Rozmowa z trenerem piłkarzy ręcznych Pogoni Antonim Pareckim
Piłkarze ręczni Pogoni Szczecin czekają w rundzie zasadniczej jeszcze dwa mecze. Dziś w Azoty Arenie zagrają z Orlenem Wisłą Płock, a w weekend w Mielcu ze Stalą. Wyniki tych spotkań zadecydują, czy szczecinianie odrobią straty i awansują do finałowych play-offów.
- Są jeszcze realne szanse na zakwalifikowanie się Pogoni do finałowych play-offów, czy w ostatnich dwóch spotkaniach sezonu zasadniczego zespół walczy już tylko, o jak najlepszy dorobek punktowy przed drugą fazą rozgrywek?
- Dopóki piłka w grze wszystko jest możliwe. Jak każdy sportowiec gramy o kolejne zwycięstwa, a piłka ręczna jest tak nieprzewidywalną dyscypliną, że na naszym poziomie każdy może wygrać z każdym.

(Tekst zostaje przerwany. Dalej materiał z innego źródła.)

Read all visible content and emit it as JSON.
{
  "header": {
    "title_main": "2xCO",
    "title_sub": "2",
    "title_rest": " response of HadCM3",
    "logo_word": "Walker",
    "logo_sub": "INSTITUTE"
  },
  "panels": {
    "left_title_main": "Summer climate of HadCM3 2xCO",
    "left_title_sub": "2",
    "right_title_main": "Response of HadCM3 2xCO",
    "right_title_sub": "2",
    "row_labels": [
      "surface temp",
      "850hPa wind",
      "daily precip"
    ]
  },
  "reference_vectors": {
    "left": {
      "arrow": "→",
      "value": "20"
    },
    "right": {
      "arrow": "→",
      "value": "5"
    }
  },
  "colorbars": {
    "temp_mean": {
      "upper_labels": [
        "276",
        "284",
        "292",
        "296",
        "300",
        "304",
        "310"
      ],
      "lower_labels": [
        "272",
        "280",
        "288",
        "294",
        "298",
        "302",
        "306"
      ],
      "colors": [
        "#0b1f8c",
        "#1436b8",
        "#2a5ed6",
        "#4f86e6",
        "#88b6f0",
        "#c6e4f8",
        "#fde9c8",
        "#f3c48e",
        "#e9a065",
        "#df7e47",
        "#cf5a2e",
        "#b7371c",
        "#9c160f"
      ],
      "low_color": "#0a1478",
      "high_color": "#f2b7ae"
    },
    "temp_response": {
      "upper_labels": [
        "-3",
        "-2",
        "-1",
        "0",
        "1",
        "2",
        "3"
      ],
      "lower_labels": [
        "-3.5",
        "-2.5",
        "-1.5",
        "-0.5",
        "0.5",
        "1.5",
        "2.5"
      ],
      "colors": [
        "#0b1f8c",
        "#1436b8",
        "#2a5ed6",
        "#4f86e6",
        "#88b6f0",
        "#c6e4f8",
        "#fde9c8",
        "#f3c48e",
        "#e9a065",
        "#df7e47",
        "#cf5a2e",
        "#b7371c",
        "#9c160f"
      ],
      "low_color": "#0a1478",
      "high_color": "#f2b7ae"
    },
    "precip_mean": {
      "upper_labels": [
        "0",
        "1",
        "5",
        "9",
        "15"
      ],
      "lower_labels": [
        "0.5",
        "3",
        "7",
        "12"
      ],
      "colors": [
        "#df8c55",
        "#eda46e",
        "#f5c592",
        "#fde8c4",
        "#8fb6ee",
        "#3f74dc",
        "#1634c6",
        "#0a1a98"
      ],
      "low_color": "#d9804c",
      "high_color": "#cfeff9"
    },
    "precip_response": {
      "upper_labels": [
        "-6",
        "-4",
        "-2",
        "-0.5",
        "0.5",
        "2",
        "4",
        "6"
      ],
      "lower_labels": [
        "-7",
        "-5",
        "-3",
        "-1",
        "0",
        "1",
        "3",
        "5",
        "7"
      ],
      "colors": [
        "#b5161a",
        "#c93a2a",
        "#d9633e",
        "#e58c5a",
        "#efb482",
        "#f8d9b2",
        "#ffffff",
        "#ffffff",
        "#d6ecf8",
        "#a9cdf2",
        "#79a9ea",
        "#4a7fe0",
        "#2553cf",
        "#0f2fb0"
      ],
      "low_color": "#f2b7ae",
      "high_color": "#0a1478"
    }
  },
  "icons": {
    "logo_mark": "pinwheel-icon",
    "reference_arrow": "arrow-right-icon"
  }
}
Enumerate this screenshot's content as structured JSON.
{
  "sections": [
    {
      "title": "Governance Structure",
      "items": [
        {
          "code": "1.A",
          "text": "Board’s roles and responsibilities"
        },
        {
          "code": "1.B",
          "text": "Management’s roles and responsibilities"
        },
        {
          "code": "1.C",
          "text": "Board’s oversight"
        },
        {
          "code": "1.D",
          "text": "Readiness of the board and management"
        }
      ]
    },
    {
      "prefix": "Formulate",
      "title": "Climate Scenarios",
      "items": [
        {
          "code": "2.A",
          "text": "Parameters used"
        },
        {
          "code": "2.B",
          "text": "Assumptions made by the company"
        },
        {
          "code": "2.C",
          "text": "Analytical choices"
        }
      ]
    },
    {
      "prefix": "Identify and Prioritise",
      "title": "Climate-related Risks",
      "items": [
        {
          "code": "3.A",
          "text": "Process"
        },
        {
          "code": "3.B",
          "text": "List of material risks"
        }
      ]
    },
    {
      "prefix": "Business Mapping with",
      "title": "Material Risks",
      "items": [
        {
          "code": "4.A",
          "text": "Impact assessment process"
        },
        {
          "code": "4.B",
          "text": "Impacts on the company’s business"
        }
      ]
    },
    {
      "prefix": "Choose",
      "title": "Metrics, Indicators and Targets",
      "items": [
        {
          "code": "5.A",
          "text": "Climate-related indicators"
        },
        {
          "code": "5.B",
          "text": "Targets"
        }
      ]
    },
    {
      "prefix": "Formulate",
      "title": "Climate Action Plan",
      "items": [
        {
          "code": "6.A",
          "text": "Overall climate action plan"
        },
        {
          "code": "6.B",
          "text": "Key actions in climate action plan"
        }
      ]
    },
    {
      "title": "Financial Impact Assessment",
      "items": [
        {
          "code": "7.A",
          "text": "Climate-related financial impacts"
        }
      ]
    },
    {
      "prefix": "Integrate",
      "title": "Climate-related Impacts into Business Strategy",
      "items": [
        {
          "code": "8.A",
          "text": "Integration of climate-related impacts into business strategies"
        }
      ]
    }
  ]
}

- Także z Orlenem Wisłą? W tym sezonie tylko ekipę z Płocka zdołało pokonać tylko Vive Kielce. Ma pan pomysł jak zaskoczyć ekipę z Płocka i rozbić najlepszą defensywę superligi?
- Jest taki pomysł - kryć szczelnie, rzucać celnie i wygrać jedną bramką.
- Kolejny mecz w Mielcu będzie miał dla Pogoni również duże znaczenie, co dzisiejszy mecz z Płockiem
- Dla nas teraz każdy mecz jest ważny. Ten w Mielcu może decydować o naszym awansie do play-off lub pozycji w play-outach. W obu przypadkach wynik będzie niezwykle istotny.
- Dzień po meczu z Orlenem Wisłą, żeńska kadra, w której jest pan drugim trenerem, rozpoczyna zgrupowanie przed eliminacjami mistrzostw Europy i turniejem kwalifikacyjnym do igrzysk olimpijskich. Kadra będzie miała zajęte blisko trzy tygodnie. Jak w tym okresie pogodzi pan obowiązki klubowe i reprezentacyjne?
- Mamy to uzgodnione w klubie. Na czas mojej pracy w reprezentacji, obowiązki w drużynie klubowej przejmie Rafał Biały.
- W kadrze kobiet jest tylko jedna piłkarka ręczna lidera tabeli Pogoni Baltica Małgorzata Stasiak. Gdyby udało się wywalczyć awans na igrzyska, są w szczecińskiej drużynie jeszcze inne kandydatki do występów w reprezentacji. Formą imponuje w ostatnim czasie m.in. bramkarka Adrianna Płaczek.
- W szerokiej kadrze jest kilka zawodniczek z Pogoni Baltica. Po kwalifikacjach olimpijskich w kraju rozpoczną się play-offy. Będziemy się przyglądać ich postawie w tej fazie rozgrywek. Droga do kadry dla każdej zawodniczki jest otwarta.
- Wróćmy jeszcze do męskiej reprezentacji, która od kilku dni ma nowego selekcjonera. Czy w swojej drużyny klubowej widzi pan zawodnika, który mógłby zostać w najbliższym czasie powołany do kadry przez Tałanta Dujszebajewa.
- Bardzo bym chciał, aby do kadry trafił ktoś z mojej drużyny, ale na dzień dzisiejszy nie ma na to raczej szans. Trener Dujszebajew zapowiedział, że postawi na zawodników, którzy walczyli w mistrzostwach Europy i chce dokonać jednej lub dwóch zmian. Do kadry z pewnością dołączy Mateusz Jachlewski, który pomoże realizować zaplanowaną taktykę w defensywie.